Needless to say, the changes around lazy FVs and fixed-point iteration aren't all that simple... But maybe it's worthwhile if we can get better eta-expansion in #19001.
I can confirm that in the reproducer from #14816 (comment 149239), !5349 assigns the more precise arg signature of MCM(C1(L)) (which is how we say "called at most once" at the moment) to f now. By contrast, HEAD assigns LCL(C1(L)), as when this ticket was created. So !5349 will indeed fix this bug, but currently has performance problems if #19584 is not resolved, but I have an idea for how to fix it.
After a radical rewrite of the whole demand analyser in !5349, I can finally say that the prototype implementation there fixes this ticket and manages to pass the testsuite (modulo perf tests). It also is a fix for #19584.

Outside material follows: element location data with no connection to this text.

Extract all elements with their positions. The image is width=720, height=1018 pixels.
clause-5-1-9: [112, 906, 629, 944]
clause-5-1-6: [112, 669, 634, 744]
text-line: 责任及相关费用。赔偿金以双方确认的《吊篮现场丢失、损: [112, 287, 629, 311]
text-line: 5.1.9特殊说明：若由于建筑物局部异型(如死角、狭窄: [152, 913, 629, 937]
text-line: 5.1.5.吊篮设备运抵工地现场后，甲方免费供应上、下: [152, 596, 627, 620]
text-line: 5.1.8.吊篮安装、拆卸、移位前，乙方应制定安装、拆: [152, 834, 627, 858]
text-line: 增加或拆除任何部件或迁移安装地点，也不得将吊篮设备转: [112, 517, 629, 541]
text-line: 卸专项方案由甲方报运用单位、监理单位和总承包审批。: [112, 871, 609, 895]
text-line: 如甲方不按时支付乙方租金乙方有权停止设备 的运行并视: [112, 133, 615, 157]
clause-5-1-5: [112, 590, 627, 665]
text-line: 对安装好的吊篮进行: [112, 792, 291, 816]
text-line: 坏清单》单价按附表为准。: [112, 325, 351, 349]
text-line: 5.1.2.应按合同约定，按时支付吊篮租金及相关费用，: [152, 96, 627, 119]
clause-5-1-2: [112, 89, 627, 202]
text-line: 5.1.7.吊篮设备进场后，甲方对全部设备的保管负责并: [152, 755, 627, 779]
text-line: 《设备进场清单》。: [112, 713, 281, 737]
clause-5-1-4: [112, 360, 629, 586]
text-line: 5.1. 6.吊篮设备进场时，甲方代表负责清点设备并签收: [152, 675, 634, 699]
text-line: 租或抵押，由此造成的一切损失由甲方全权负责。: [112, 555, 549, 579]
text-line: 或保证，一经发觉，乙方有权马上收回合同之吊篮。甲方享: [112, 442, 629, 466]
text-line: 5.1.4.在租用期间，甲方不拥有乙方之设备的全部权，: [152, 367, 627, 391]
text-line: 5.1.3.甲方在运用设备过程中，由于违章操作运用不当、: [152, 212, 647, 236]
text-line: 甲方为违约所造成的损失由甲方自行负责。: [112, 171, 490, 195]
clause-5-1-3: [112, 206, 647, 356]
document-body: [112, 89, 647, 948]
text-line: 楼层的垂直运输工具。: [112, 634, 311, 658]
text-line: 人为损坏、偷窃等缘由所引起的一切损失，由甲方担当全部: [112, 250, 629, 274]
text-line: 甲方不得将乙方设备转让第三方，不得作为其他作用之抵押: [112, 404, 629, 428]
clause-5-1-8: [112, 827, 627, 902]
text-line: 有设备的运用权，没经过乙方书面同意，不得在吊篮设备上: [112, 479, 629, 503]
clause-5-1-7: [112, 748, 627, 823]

While the idea !5349 is still under way (and hopefully nears conclusion in the form of a paper), I wondered if we could have a shortcut solution to the original issue. My motivation is in the context of !9089, where the join point loopification idea obscures exit contexts of otherwise easily inlinable bindings, as explained here #22274 (comment 460376). We wondered whether this issue is more easily solvable than #22274.
I don't think it is. My (third, apparently) summary to this ticket is as follows:
The call to reuseEnv is responsible for demand signatures never having interesting used-at-most-once information on free variables. (And having this info would allow us to inline in loop exits, for example.)
I had hoped we could remove that call, or the motivation for it. I recalled it had to do with analysis perf, as the FIXME comment above the call in DmdAnal suggests, so I tried to do it less often, e.g., when the env has at most 5 elements.
But then I rediscovered the monotonicity issues regarding weak variables, see #14816 (comment 341630). The short story is that during fixed-point iteration, variables flip between occuring in weak_fvs (those not unleashed at call sites because no use, perf!) and sig_fvs (those we unleash at call sites such as strict ones).
But (4) is not easily possible, because we sometimes don't have access to the previous iteration's weak_fvs; namely when we continue fixed-point iteration from a previously approximated demand signature. The weak_fvs are not currently part of the demand signature, so we forget those every time around. And nor should they, because they belong to the binding group rather than just the binding.
I think I tried to experiment with special demand signatures that cached the weak_fvs about a year ago. To no avail, but I forgot the specifics. I think I could look them up in a log of the calls Simon and I had about the issue.
...
And so on. The rabbit hole never ends. Rather than trying to solve any of these problems piecemeal, I suggest waiting for !5349 I recall solved the issue entirely.